The Second Comig – W. B. Yeats
Turning and turning in the widening gyre
The falcon cannot hear the falconer;
Things fall apart; the centre cannot hold;
Mere anarchy is loosed apon the world,
The blood-dimmed tide is loosed, and everywhere
The ceremony of innocence is drowned;
The best lack all conviction, while the worst
Are full os passionate intensity.
Surely some revelation is at band;
Surely the Second Coming is at hand.
The Second Coming! Hardly are those words out
When a vast image out of Spiritus Mundi
Troubles my sight: somewhere in sands of the desert
A shape with lion body and the head of a man,
A gaze blank and pitiless as the sun,
Is moving its slow thighs, while all about it
Reel shadows os the indignant desert birds.
The darkness drops again; but now I know
That twenty centuries of stony sleep
Were vexed to nightmare by a rocking cradle,
And what rough beast, its hour come round at last,
Slouches towards Bethlehem to be born?
A Segunda Vinda (tradução de Adriano Scandolara)

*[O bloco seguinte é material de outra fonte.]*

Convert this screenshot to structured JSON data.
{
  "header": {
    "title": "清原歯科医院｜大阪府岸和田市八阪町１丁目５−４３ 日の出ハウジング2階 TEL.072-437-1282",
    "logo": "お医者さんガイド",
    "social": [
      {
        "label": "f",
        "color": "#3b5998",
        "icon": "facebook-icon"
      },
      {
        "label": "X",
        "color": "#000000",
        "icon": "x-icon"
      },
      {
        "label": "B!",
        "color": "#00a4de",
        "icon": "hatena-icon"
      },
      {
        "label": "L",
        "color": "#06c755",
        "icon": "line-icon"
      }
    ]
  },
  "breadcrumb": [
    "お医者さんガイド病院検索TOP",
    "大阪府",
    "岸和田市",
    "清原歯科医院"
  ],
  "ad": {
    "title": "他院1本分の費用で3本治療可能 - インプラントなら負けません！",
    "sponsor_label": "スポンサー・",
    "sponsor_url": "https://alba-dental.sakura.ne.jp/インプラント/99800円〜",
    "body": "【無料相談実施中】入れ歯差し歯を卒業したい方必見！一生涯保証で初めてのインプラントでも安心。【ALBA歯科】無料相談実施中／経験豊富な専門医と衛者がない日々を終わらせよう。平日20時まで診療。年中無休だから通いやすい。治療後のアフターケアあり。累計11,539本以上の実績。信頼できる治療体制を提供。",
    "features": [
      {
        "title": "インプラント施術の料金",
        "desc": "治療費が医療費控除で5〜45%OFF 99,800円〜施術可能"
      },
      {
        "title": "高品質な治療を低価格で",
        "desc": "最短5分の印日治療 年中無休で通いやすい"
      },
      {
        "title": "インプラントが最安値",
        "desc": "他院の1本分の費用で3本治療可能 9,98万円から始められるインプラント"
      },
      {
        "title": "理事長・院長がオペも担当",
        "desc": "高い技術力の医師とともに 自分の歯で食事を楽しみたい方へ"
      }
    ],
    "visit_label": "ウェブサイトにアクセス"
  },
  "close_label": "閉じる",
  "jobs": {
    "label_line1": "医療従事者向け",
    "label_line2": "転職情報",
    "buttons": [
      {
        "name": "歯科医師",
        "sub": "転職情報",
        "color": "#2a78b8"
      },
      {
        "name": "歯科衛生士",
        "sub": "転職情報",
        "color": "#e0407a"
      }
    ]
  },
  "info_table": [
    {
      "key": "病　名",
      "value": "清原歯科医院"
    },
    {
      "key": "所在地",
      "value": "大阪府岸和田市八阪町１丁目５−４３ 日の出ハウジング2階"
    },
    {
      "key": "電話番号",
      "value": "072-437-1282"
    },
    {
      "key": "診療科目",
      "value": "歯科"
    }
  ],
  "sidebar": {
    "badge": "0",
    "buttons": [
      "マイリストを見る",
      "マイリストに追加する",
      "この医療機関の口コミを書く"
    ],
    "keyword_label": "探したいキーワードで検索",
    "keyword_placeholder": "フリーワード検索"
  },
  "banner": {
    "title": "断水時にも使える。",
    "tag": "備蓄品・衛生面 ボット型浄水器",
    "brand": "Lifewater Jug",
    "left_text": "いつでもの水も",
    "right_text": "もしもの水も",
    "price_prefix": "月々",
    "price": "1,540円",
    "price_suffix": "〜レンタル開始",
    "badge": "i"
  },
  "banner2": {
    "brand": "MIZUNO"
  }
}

Gira e gira no vórtice crescente
Não escuta o falcão ao falcoeiro;
As coisas vão abaixo; o centro cede;
Mera anarquia é solta sobre o mundo,
Solta a maré de sangue turva, afoga-se
Por toda parte o rito da inocência;
Falta fé aos melhores, já os piores
Se enchem de intensidade apaixonada.
Por certo, há revelações a vir;
Por certo, há a Segunda Vinda a vir.
Segunda Vinda! Mal saem tais palavras,
E a vasta imagem do Spiritus Mundi
Perturba-me a visão: lá no deserto
Um vulto de leão com rosto de homem,
O olhar vago, impiedoso como o sol,
As lentas coxas move, tendo em torno
Sombras de iradas aves do deserto.
Cai a treva outra vez, mas ora sei
Que o pétreo sono de seus vinte séculos
Vexou-se ao pesadelo por um berço.
Que besta bruta, de hora enfim chegada,
Rasteja até Belém para nascer?
[1] Parte desse material foi publicado em junho de 2020 no
Blog do Departamento de Psicanálise e seu desenvolvimento foi sugerido por Sílvia Nogueira de Carvalho, a quem agradeço a ideia.
[2] Psicanalista, membro do Departamento de Psicanálise e do Departamento de Psicossomática Psicanalítica do Instituto Sedes Sapientiae, onde é professora do curso de formação. Membro do Grupo Brasileiro de Pesquisas Sándor Ferenczi (GBPSF).
[3] Primo Levi.
É isto um homem? Rio de Janeiro, Rocco, 1997.